More generally, though, I think that it is the case that the Declaration is viewed politically, incorrectly so, as being the philosophical commitment of the American project and the Constitution is the implementation of that project. I think Lincoln supports my position, though. So, you asked whether Lincoln was outside the mainstream. Lincoln was somebody whose view was that the Constitution did not outlaw slavery, even though it’s inconsistent with the Declaration’s equality principles. Instead, he advocated for its non-extension. And then eventually, his goal was to eliminate it in the states where it existed. So, he’s firmly in the same camp that I am, which is the Constitution and Declaration had separate and their own integrities.
Steven Hayward: I’m going to give Hadley the last word. I had a long question prepared, but we don’t have time for it, and it was going to be about how the word “statesman” has fallen out of … It’s fallen into disuse. It’s not used anymore in academic political science, but we still use the word “jurisprudence.” And I think there’s something significant to be said about that divergence, but that’s a longer story for another time. So, Hadley, I’m going to give you the last word, because we’re up against our time limit.

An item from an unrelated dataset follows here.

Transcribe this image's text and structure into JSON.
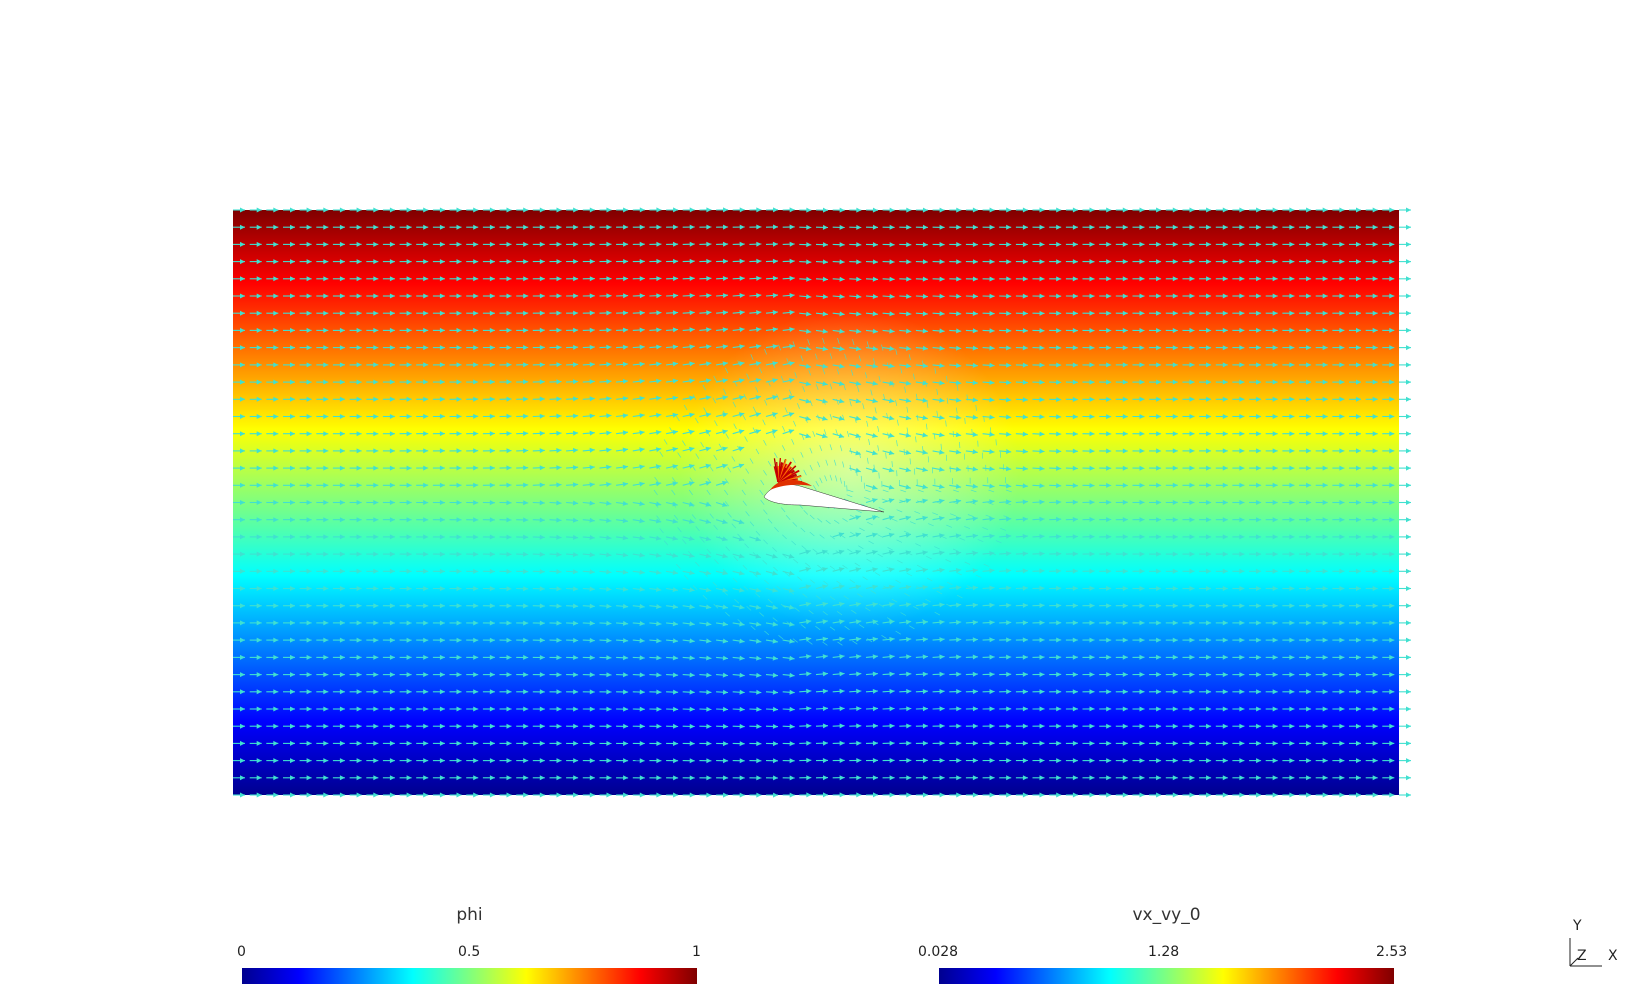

Hadley Arkes: I’m just trying to recover the last … Yeah, that when Lincoln said applicable to all men at all times, he wasn’t referring to that pronouncement on housing troops and private houses. He was referring to the principle. And to ask whether the principle is true, it might be to ask you Lee, do you think 100 years from now, we are going to see labor contracts signed with our dogs and horses? Or, 100 years from now, will we continue to think that those beings who can give and understand reasons over matters of right and wrong deserve to be ruled by having reasons given to them? Well, I think that’s what Lincoln meant. That was solely what it meant. My betting is that when we come back, things will still be in that suspense as they are now. And I say as Tiny Tim would say, “God bless us, one and all.”
Steven Hayward: Thank you, Hadley. I will just tell you very briefly that I ran your argument by an Animal Rights advocate at a university three or four years ago and about labor contracts for horses and consent forms for our dogs at the vet, and it promoted an eruption of vituperation and vulgar language back to me. That was the response.
Hadley Arkes: A friend reported a case in Denver where a man went to the marriage license office to get a marriage license for himself and his horse. And I’m pleased to tell you, I’m the one who guessed the answer given by the man behind the window: that the horse wasn’t yet 18.
Steven Hayward: Right, it was clever. All right, Jacob, our host, is back. And Jacob, I’m going to let you sign us off and send us off into the evening. And thank you both, Hadley and Lee, for a great discussion.
Hadley Arkes: Thanks, Lee, to come in with us.
Lee Strang: Thank you all.
Jacob: Thanks, Steven. On behalf of the Federalist Society Student Division and the University of Cincinnati College of Law Federalist Society, thank you to our speakers, our referee, and our audience for logging on the night. These events could not happen without you and we appreciate your time and support. Have a good night, everyone.